El gobierno de Martín Llaryora vuelve a mostrar su cara más cruel en pleno receso de verano, dejando a cientos de familias docentes en la incertidumbre total, sin trabajo y sin salario.
Durante las jornadas del miércoles 14 y jueves 15 de enero, desde UEPC Capital se acompañó a docentes de nivel inicial y primario que fueron dadas de baja de manera arbitraria por el Ministerio de Educación de Córdoba. Docentes que tomaron sus cargos por acto público, como corresponde, y que hoy figuran inexplicablemente como “fuera de padrón” por errores en el sistema CiDi.
Según explicó Daniel Salazar, secretario suplente de Media y Modalidades, la situación es grave y urgente. Desde el gremio se exigió al Ministerio que resuelva de inmediato los errores administrativos, reincorpore a las compañeras a sus cargos y garantice el pago de los salarios que hoy están en riesgo. Hasta ahora, la respuesta oficial ha sido el silencio.

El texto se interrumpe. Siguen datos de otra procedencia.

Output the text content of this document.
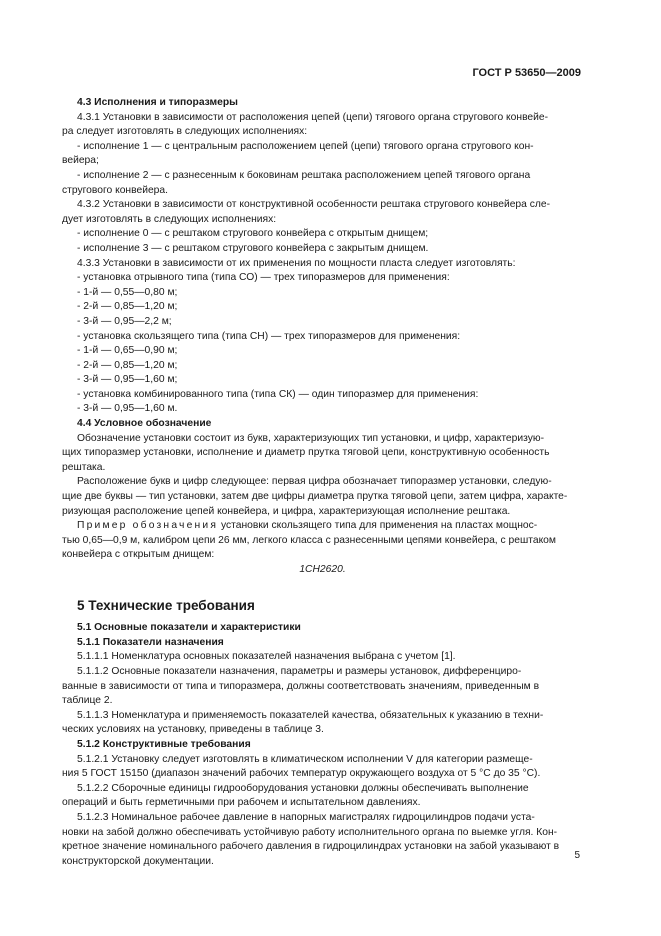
ГОСТ Р 53650—2009

4.3 Исполнения и типоразмеры

4.3.1 Установки в зависимости от расположения цепей (цепи) тягового органа стругового конвейе-

ра следует изготовлять в следующих исполнениях:

- исполнение 1 — с центральным расположением цепей (цепи) тягового органа стругового кон-

вейера;

- исполнение 2 — с разнесенным к боковинам рештака расположением цепей тягового органа

стругового конвейера.

4.3.2 Установки в зависимости от конструктивной особенности рештака стругового конвейера сле-

дует изготовлять в следующих исполнениях:

- исполнение 0 — с рештаком стругового конвейера с открытым днищем;

- исполнение 3 — с рештаком стругового конвейера с закрытым днищем.

4.3.3 Установки в зависимости от их применения по мощности пласта следует изготовлять:

- установка отрывного типа (типа СО) — трех типоразмеров для применения:

- 1-й — 0,55—0,80 м;

- 2-й — 0,85—1,20 м;

- 3-й — 0,95—2,2 м;

- установка скользящего типа (типа СН) — трех типоразмеров для применения:

- 1-й — 0,65—0,90 м;

- 2-й — 0,85—1,20 м;

- 3-й — 0,95—1,60 м;

- установка комбинированного типа (типа СК) — один типоразмер для применения:

- 3-й — 0,95—1,60 м.

4.4 Условное обозначение

Обозначение установки состоит из букв, характеризующих тип установки, и цифр, характеризую-

щих типоразмер установки, исполнение и диаметр прутка тяговой цепи, конструктивную особенность

рештака.

Расположение букв и цифр следующее: первая цифра обозначает типоразмер установки, следую-

щие две буквы — тип установки, затем две цифры диаметра прутка тяговой цепи, затем цифра, характе-

ризующая расположение цепей конвейера, и цифра, характеризующая исполнение рештака.

Пример обозначения установки скользящего типа для применения на пластах мощнос-

тью 0,65—0,9 м, калибром цепи 26 мм, легкого класса с разнесенными цепями конвейера, с рештаком

конвейера с открытым днищем:

1СН2620.

5 Технические требования

5.1 Основные показатели и характеристики

5.1.1 Показатели назначения

5.1.1.1 Номенклатура основных показателей назначения выбрана с учетом [1].

5.1.1.2 Основные показатели назначения, параметры и размеры установок, дифференциро-

ванные в зависимости от типа и типоразмера, должны соответствовать значениям, приведенным в

таблице 2.

5.1.1.3 Номенклатура и применяемость показателей качества, обязательных к указанию в техни-

ческих условиях на установку, приведены в таблице 3.

5.1.2 Конструктивные требования

5.1.2.1 Установку следует изготовлять в климатическом исполнении V для категории размеще-

ния 5 ГОСТ 15150 (диапазон значений рабочих температур окружающего воздуха от 5 °С до 35 °С).

5.1.2.2 Сборочные единицы гидрооборудования установки должны обеспечивать выполнение

операций и быть герметичными при рабочем и испытательном давлениях.

5.1.2.3 Номинальное рабочее давление в напорных магистралях гидроцилиндров подачи уста-

новки на забой должно обеспечивать устойчивую работу исполнительного органа по выемке угля. Кон-

кретное значение номинального рабочего давления в гидроцилиндрах установки на забой указывают в

конструкторской документации.

5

El problema afecta a más de 175 docentes suplentes e interinas de Córdoba Capital. Todas cumplieron los pasos formales, todas asumieron cargos legítimos, pero el propio Estado provincial las dejó afuera por fallas del sistema que nadie se hace cargo de corregir. Meses de reclamos, notas y pedidos formales no alcanzaron para que el Ministerio asuma su responsabilidad.
Mientras tanto, las docentes no saben si van a cobrar, no saben si conservarán sus cargos y sienten que se aprovechan del silencio mediático. No se trata de un caso aislado ni de un error menor: son más de cien familias que quedaron a la deriva en pleno enero, cuando todo cuesta más y las respuestas no llegan.
La situación es tan grave que las propias docentes advierten que, si no hay soluciones inmediatas, se verán obligadas a movilizarse para que este escándalo salga a la luz. No es un reclamo individual, es colectivo, y tiene que ver con derechos laborales básicos y con la defensa de la educación pública.
El ajuste también se hace en vacaciones. Y, una vez más, el gobierno de Llaryora elige que lo paguen los docentes.